A sense of community
There seems to be a strong sense of community among today’s pottery practitioners. Sierke leads classes at the Eastern Shore Art Center, and a former student of his, Susie Bowman, offers lessons three times a week at her own business, The Kiln Studio & Gallery. Members there have all-hours access, so they can work on their own wares and benefit from a small library of resource materials. Bowman, an accomplished artist herself, also hosts nationally and regionally known artists for exhibits and workshops.
“You don’t come in just to make pots – you come in to learn and to grow,” says Bowman, who opened the studio and gallery nearly eight years ago.
Besides being a means of artistic expression, she says, ceramics offers therapeutic benefits too.
“It is a way to just kind of put your mind someplace else.
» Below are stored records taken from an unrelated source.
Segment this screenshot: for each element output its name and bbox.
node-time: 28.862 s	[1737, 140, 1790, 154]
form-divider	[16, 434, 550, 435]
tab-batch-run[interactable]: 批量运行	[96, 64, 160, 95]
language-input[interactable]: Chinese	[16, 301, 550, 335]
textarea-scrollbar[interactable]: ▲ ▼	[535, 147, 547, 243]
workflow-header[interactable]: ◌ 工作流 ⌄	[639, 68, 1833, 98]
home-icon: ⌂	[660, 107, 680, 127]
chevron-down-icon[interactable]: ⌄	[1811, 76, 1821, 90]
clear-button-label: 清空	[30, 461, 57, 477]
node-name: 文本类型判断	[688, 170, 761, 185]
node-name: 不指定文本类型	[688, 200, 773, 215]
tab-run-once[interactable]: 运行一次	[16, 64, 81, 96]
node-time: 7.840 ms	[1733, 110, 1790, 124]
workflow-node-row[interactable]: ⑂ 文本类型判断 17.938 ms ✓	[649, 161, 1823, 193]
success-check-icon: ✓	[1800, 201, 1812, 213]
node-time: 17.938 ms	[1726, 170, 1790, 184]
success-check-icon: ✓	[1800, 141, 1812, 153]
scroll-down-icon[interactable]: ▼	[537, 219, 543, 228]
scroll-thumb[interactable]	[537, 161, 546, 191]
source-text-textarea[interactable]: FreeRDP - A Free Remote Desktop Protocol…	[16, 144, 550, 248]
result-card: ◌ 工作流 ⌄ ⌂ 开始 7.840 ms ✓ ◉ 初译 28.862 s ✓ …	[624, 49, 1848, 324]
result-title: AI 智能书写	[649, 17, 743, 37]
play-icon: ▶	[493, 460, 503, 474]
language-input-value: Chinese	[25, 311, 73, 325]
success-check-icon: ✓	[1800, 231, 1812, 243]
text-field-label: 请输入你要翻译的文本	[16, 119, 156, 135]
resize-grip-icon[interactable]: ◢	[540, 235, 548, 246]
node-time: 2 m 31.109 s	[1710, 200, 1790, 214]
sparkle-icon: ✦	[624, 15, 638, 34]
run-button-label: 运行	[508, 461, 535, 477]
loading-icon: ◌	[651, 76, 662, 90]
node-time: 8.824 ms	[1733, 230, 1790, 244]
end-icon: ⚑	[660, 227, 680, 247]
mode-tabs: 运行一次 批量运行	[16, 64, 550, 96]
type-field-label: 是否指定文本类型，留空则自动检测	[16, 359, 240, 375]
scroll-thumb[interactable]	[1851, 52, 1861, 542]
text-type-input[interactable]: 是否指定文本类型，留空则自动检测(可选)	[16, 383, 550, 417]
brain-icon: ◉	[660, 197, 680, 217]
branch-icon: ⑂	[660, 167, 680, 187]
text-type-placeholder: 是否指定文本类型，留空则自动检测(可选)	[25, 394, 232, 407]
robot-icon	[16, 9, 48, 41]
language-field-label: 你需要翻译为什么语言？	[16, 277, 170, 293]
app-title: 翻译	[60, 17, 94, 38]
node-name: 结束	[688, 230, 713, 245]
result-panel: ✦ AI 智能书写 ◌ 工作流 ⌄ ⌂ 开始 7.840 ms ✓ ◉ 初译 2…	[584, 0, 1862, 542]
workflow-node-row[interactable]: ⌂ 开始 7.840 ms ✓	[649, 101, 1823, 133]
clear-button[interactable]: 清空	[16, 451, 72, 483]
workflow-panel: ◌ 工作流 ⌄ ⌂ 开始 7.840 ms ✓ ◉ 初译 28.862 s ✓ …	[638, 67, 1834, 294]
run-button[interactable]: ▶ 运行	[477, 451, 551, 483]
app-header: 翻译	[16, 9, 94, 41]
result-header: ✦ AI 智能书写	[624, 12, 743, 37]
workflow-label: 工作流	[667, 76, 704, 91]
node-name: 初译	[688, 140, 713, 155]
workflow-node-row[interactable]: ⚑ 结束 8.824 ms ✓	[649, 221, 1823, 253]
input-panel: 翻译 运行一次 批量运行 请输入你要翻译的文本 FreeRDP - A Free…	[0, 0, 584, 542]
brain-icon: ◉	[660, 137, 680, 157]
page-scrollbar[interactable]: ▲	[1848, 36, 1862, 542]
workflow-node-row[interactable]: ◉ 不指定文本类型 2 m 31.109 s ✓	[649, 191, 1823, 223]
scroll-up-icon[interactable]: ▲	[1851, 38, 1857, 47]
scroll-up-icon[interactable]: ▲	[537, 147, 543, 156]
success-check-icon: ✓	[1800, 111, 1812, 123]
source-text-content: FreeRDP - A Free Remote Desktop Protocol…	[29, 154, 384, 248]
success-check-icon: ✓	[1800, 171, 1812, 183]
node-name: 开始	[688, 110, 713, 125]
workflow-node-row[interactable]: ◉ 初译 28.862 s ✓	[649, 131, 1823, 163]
There have been many times when someone has come in and said, ‘I have had the worst day, and I came in here and forgot all of that and just focused on the clay.’”
The history of the Eastern Shore is uniquely imbedded in clay, and the future of pottery here seems equally well set. “What you have now with all these young potters, is people who are interested in traditions,” Brackner explains, “but they are also creating forms that stand on their own as a work of art.”
We’ve made our mark in the world of pottery, holding fast to our culturally diverse, tradition-rich history of artisanship. “You just don’t see many communities these days that have wood-burning kilns,” Brackner says, clearly impressed. “The pottery tradition is something that Baldwin County should be really proud of,” he continues. “It should be celebrated.”